Ralentir un peu sa conduite en passant à 80 km/h, en échange de quelques minutes de route en plus chaque jour, c’est aussi faire davantage attention à son environnement et réagir plus vite en cas de problème. C’est dire aux automobilistes que leur comportement compte plus que l’état de la chaussée.
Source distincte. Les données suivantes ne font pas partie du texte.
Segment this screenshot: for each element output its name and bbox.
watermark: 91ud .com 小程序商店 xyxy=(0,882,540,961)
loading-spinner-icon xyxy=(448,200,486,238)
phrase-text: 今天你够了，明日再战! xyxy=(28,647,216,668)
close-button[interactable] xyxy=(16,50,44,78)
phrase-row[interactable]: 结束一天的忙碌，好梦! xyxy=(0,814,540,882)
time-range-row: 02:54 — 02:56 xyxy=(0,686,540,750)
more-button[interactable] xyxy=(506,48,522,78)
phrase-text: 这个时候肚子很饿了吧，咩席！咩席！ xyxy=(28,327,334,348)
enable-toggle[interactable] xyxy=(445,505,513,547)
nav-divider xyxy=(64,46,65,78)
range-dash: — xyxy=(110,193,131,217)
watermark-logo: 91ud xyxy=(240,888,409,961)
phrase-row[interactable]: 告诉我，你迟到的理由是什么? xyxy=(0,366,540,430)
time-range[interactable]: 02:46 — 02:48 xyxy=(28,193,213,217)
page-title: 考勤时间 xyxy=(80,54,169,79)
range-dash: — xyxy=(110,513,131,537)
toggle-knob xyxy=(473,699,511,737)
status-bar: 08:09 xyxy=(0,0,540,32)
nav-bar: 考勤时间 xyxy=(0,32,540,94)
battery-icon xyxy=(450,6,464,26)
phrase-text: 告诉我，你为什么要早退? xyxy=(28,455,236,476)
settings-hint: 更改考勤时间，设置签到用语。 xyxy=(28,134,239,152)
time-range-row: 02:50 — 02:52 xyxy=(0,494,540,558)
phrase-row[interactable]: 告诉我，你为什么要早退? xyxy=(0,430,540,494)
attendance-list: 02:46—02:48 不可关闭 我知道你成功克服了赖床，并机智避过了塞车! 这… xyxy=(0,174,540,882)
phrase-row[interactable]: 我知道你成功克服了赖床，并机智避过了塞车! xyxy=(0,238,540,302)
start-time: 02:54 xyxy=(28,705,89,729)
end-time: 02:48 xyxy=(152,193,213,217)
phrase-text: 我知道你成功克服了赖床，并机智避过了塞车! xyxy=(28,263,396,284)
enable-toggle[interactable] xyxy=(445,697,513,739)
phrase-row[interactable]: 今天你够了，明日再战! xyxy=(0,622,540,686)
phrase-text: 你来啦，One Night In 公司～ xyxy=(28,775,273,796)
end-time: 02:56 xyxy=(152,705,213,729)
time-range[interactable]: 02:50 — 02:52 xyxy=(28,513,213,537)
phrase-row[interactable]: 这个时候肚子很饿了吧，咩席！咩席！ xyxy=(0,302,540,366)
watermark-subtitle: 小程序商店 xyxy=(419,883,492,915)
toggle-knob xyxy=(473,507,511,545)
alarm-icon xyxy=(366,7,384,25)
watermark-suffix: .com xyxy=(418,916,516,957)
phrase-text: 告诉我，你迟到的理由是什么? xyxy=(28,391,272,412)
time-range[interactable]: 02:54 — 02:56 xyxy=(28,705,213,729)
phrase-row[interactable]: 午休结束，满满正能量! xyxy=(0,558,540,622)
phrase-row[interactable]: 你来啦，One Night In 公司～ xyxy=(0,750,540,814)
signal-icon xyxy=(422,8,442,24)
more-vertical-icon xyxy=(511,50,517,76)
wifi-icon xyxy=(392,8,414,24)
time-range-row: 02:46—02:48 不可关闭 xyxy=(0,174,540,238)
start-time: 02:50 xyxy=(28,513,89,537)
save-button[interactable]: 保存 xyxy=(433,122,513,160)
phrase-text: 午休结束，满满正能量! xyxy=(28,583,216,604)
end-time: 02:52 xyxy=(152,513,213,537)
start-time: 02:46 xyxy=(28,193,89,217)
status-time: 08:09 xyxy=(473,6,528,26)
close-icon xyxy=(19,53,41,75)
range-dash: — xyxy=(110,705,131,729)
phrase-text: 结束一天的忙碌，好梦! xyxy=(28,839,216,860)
Mais je me suis vite aperçu à quel point cette mesure n’est acceptée par personne autour de la nationale 151. En fait, je n’ai trouvé que deux conducteurs en faveur des 80 km/h, parmi des dizaines d’habitants croisés. « Tout le monde est contre par ici, ça ne sert à rien ce truc. Pourquoi ils viennent nous embêter avec ça ? », m’a ainsi demandé Patrice Bouillard, le patron du Mini resto, une table bien connue du coin située place du Château, à Courson. J’ai entendu la même chose pendant une semaine, encore et encore. Mais pourquoi ? Pourquoi rouler à 80 km/h pour prendre moins de risque sur la route est-il si gênant ? Chacun a sa petite idée qui masque un gros malaise.